Notably, the researchers also found that cannabis with a higher concentration of CBD, and higher doses of cannabis in general, were both associated with larger reductions in compulsions.

The long timeframe of the study allowed the researchers to look for effects of tolerance, but this data was more mixed. In general, as people continued to use cannabis the associated reduction in intrusions became slightly smaller, which may suggest that a certain amount of tolerance was being built up. However, cannabis use remained equally effective in reducing compulsive behaviors and anxiety across the study period.

“The results overall indicate that cannabis may have some beneficial short-term but not really long-term effects on obsessive-compulsive disorder,” said Carrie Cuttler, an assistant professor of psychology at WSU and the study’s corresponding author.

“To me, the CBD findings are really promising because it is not intoxicating. This is an area of research that would really benefit from clinical trials looking at changes in compulsions, intrusions and anxiety with pure CBD.”


Cannabis for OCD

There is a growing body of evidence to suggest that cannabis and/or CBD isolate might be helpful in treating the symptoms of OCD.

A 2019 review article published in the journal Cannabis and Cannabinoid Research explained how the same regions of the brain and the central nervous system that are linked to the cannabinoid receptor CB1 and the endocannabinoid system have also been implicated in research on OCD. This overlap in neural circuitry could be the biological basis behind how cannabis might attenuate the symptoms of OCD.

Several animal and human cannabinoid studies investigated for the review indicated that modulation of the body’s endocannabinoid system could result in an anti-anxiety effect, and decrease responsiveness to stress. The endocannabinoid system, and more specifically the cannabinoid receptor CB1, was also found to have links to habit learning and repetitive behavior. From this, the researchers hypothesized that insufficient activity at the CB1 receptor might lead to developing a dependence on learned behaviors and habits, akin to the compulsions seen in people with OCD.

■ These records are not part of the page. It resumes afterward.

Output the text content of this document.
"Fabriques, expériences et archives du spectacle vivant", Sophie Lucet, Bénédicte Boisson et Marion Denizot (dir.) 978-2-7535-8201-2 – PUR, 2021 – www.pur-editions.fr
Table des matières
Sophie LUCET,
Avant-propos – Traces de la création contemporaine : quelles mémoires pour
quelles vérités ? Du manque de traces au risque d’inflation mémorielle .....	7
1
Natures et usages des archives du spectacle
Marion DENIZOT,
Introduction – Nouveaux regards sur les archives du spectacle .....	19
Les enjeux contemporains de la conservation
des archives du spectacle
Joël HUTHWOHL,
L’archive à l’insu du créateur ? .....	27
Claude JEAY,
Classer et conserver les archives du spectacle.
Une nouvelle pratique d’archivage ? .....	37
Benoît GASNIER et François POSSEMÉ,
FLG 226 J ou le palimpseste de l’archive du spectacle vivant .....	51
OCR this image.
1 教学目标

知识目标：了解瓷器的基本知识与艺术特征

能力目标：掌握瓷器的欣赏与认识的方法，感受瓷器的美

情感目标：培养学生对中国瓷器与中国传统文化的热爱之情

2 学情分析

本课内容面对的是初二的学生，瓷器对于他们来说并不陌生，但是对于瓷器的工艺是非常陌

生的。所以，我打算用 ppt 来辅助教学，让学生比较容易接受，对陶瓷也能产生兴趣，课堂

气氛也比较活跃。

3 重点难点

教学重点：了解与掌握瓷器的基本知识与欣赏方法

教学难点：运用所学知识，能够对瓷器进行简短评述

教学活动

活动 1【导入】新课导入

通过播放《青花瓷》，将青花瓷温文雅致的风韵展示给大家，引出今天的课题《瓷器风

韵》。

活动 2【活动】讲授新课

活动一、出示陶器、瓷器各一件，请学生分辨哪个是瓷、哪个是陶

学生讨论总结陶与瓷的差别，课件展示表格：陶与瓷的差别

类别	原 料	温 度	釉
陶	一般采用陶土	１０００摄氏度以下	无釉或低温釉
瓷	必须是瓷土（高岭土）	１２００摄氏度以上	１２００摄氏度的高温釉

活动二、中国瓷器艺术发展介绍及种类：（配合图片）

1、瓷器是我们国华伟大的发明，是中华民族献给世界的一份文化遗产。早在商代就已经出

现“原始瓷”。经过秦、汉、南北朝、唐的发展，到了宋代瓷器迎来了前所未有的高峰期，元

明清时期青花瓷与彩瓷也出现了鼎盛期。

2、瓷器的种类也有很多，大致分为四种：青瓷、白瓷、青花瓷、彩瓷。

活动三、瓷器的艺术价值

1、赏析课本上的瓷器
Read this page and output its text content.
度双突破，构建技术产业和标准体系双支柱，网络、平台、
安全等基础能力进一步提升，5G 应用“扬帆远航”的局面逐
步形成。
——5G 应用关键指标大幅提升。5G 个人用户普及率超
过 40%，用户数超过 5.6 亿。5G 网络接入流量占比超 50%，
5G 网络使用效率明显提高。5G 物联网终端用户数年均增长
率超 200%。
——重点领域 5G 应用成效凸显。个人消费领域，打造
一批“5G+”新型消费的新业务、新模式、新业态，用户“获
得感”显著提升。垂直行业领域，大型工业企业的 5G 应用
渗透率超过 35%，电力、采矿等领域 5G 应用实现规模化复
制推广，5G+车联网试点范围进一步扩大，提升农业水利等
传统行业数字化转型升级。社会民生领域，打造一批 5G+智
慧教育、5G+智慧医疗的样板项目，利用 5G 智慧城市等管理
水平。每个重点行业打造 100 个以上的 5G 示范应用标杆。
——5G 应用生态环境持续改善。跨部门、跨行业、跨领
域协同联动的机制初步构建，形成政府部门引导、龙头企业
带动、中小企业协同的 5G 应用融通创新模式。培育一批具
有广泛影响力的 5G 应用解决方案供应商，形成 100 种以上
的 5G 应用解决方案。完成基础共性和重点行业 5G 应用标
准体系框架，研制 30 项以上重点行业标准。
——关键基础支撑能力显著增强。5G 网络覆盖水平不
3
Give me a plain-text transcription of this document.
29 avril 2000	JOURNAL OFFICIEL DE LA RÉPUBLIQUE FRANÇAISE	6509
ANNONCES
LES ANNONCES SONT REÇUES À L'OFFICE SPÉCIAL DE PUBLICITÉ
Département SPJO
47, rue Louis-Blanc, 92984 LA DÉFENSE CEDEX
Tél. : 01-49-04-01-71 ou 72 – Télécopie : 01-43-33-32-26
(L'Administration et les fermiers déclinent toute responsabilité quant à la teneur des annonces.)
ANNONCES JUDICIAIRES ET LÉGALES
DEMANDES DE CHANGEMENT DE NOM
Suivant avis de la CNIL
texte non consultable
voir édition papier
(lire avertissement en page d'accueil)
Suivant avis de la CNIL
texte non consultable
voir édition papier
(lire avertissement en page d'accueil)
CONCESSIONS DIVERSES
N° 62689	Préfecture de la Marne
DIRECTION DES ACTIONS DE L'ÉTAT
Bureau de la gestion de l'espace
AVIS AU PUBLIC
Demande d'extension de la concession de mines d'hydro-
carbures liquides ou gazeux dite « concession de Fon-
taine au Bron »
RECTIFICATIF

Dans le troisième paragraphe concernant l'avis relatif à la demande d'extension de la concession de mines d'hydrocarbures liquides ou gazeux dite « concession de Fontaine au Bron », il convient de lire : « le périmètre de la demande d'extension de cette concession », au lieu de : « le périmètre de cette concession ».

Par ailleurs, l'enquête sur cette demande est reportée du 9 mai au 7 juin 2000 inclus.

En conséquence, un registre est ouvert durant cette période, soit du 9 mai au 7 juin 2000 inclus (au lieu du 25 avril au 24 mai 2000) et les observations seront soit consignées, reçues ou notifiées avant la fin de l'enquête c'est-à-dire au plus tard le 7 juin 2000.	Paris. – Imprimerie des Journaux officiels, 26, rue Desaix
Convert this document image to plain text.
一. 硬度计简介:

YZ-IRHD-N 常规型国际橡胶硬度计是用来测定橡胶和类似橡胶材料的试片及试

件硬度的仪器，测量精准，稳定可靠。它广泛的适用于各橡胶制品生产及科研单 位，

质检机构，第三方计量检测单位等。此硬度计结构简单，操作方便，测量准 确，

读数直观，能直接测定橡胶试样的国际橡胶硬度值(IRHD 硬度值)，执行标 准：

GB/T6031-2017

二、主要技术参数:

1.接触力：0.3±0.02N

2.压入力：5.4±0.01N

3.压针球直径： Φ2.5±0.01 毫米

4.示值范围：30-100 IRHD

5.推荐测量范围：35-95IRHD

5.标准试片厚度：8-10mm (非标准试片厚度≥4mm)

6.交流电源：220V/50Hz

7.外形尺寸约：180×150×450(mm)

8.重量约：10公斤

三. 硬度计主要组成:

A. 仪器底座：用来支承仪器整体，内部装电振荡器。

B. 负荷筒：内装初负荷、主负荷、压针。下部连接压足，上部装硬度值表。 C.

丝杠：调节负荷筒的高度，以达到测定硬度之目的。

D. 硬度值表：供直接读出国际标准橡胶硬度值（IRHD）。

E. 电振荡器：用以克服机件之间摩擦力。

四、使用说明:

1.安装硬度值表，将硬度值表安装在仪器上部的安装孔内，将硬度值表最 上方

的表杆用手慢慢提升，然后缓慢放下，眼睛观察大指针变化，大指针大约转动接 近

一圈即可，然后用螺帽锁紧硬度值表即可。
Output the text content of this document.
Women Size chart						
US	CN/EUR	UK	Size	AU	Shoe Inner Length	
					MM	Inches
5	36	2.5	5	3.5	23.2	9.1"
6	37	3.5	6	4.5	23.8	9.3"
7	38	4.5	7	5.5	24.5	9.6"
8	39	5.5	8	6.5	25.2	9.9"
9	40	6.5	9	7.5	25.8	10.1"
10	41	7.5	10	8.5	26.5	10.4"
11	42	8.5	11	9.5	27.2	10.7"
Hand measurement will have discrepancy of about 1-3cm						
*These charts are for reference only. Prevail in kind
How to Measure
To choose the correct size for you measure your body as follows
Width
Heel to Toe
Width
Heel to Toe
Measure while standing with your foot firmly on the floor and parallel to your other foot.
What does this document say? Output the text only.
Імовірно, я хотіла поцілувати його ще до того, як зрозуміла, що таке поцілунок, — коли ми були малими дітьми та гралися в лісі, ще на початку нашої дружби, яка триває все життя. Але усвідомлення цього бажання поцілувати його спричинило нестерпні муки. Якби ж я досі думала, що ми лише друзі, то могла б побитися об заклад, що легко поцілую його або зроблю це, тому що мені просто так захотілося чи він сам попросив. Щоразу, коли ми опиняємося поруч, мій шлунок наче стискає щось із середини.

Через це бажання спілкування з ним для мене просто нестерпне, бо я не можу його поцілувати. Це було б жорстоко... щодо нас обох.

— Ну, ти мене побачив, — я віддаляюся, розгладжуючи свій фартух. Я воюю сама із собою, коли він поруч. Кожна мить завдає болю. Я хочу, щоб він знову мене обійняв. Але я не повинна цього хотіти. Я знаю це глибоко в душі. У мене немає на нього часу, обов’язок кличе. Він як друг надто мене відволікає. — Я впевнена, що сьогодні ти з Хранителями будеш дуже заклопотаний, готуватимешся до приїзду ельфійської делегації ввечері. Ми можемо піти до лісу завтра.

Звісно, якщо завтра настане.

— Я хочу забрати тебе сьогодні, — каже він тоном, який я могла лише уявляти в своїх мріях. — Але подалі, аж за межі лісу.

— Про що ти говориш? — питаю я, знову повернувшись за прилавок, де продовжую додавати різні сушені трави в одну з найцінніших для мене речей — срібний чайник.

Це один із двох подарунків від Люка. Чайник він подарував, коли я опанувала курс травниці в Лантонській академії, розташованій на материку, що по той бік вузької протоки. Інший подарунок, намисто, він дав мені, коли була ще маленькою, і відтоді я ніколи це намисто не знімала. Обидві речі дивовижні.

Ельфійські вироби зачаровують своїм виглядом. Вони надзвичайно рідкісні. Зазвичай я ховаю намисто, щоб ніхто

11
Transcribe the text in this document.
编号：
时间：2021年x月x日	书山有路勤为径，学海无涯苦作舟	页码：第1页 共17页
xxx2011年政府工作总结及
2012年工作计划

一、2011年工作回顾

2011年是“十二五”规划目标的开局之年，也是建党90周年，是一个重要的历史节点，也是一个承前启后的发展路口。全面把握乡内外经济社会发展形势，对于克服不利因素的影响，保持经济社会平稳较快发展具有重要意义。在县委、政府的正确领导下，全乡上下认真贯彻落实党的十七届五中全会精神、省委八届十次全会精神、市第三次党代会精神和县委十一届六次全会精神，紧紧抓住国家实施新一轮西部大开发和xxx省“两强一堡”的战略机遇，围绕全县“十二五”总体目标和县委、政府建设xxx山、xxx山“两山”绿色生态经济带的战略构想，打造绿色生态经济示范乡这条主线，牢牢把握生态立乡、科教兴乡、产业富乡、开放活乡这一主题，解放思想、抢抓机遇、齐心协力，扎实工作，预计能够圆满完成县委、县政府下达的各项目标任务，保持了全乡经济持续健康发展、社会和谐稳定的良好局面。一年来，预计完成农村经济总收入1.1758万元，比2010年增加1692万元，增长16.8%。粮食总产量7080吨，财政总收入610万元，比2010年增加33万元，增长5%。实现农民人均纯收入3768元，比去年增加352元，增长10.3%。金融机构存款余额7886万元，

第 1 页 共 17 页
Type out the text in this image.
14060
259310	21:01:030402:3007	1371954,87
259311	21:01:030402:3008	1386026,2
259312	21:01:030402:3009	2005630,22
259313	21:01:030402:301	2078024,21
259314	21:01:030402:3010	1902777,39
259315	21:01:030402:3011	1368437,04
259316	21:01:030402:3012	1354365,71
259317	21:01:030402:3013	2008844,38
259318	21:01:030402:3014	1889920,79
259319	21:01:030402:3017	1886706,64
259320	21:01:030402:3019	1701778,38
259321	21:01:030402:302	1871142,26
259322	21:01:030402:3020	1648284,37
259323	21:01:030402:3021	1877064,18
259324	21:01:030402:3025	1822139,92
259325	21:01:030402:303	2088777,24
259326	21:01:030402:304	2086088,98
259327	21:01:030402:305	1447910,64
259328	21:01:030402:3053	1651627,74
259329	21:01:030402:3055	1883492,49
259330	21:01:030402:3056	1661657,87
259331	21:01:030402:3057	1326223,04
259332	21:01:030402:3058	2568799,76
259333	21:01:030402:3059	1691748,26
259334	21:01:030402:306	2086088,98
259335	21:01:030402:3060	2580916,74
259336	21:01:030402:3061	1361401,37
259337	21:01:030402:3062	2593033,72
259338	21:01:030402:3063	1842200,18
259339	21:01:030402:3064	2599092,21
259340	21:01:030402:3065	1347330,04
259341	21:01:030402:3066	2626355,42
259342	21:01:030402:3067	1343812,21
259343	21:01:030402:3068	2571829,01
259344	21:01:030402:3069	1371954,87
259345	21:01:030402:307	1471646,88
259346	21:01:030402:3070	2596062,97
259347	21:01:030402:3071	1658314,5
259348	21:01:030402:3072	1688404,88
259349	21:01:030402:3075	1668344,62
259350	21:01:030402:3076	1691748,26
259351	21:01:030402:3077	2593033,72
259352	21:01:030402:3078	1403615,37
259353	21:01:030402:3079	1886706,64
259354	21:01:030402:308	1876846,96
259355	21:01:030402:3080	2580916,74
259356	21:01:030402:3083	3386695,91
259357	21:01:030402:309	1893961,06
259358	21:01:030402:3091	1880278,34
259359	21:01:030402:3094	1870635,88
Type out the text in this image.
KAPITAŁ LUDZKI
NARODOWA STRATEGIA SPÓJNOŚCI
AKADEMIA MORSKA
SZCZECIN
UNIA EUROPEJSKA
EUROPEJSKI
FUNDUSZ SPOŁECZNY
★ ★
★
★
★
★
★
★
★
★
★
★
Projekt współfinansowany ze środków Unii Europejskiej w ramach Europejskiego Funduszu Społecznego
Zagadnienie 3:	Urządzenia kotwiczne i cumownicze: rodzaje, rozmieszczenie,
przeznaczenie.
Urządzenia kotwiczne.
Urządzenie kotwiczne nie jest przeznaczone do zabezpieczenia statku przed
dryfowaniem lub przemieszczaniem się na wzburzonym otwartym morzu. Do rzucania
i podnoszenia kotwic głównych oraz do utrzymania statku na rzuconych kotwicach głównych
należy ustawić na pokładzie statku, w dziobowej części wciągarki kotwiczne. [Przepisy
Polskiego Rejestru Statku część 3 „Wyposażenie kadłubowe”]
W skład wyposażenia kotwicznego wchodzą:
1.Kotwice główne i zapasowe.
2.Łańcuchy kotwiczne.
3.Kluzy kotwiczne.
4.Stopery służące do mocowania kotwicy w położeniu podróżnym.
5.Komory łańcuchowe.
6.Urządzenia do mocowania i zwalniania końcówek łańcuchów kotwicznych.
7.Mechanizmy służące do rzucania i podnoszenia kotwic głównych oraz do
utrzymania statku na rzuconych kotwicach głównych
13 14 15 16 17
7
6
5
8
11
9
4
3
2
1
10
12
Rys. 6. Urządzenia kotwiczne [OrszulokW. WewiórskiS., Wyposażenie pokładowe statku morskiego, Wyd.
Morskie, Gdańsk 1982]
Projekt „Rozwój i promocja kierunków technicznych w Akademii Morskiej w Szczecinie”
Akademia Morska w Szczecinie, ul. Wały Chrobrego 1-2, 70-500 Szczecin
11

Despite finding evidence of this neurological link, the review authors were only able to find three case studies dealing directly with OCD and the effect of cannabis on its symptoms. All three dealt with individuals in their 20s and 30s and had responded poorly to conventional treatment. In two cases, the OCD was also accompanied by an additional mental health condition, either major depression or schizophrenia. In all three cases, a course of treatment using the synthetic cannabinoid dronabinol was able to drop the patients’ condition from a “moderate,” “severe” or “extreme” designation down to a “mild” case severity.


Strainprint data also reveals helpfulness for PTSD, headache, and wellbeing

The researchers for the present OCD study noted that being able to use the app data for analysis was extremely valuable as it provided a large dataset to draw from. And because the app’s users were likely using cannabis purchased through their local legal cannabis market and consuming in their own home environment, the data could better reflect the realities of medical cannabis use than the data from lab studies using federally grown research cannabis.

This is also not the first time that Cuttler and her colleagues have used anonymized data provided by Strainprint for cannabis research. In recent years, her team at WSU has linked medical cannabis use to significant temporary relief from the symptoms of post-traumatic stress disorder (PTSD), a reduction in short-term feelings of depression and anxiety, and effective pain relief for headache and migraine sufferers.

Despite the benefits of this study design, the WSU researchers note that the method leaves no placebo group for researchers to compare results against. As such, there may be some form of “expectancy effect” in the results, whereby patients expect to feel better from cannabis use and so report that they do.

Still, Cuttler and her colleagues maintain that this study provides a strong basis for further research into the study of cannabis – and particularly high-CBD cannabis or CBD isolate – as a potential therapeutic avenue for helping people with OCD.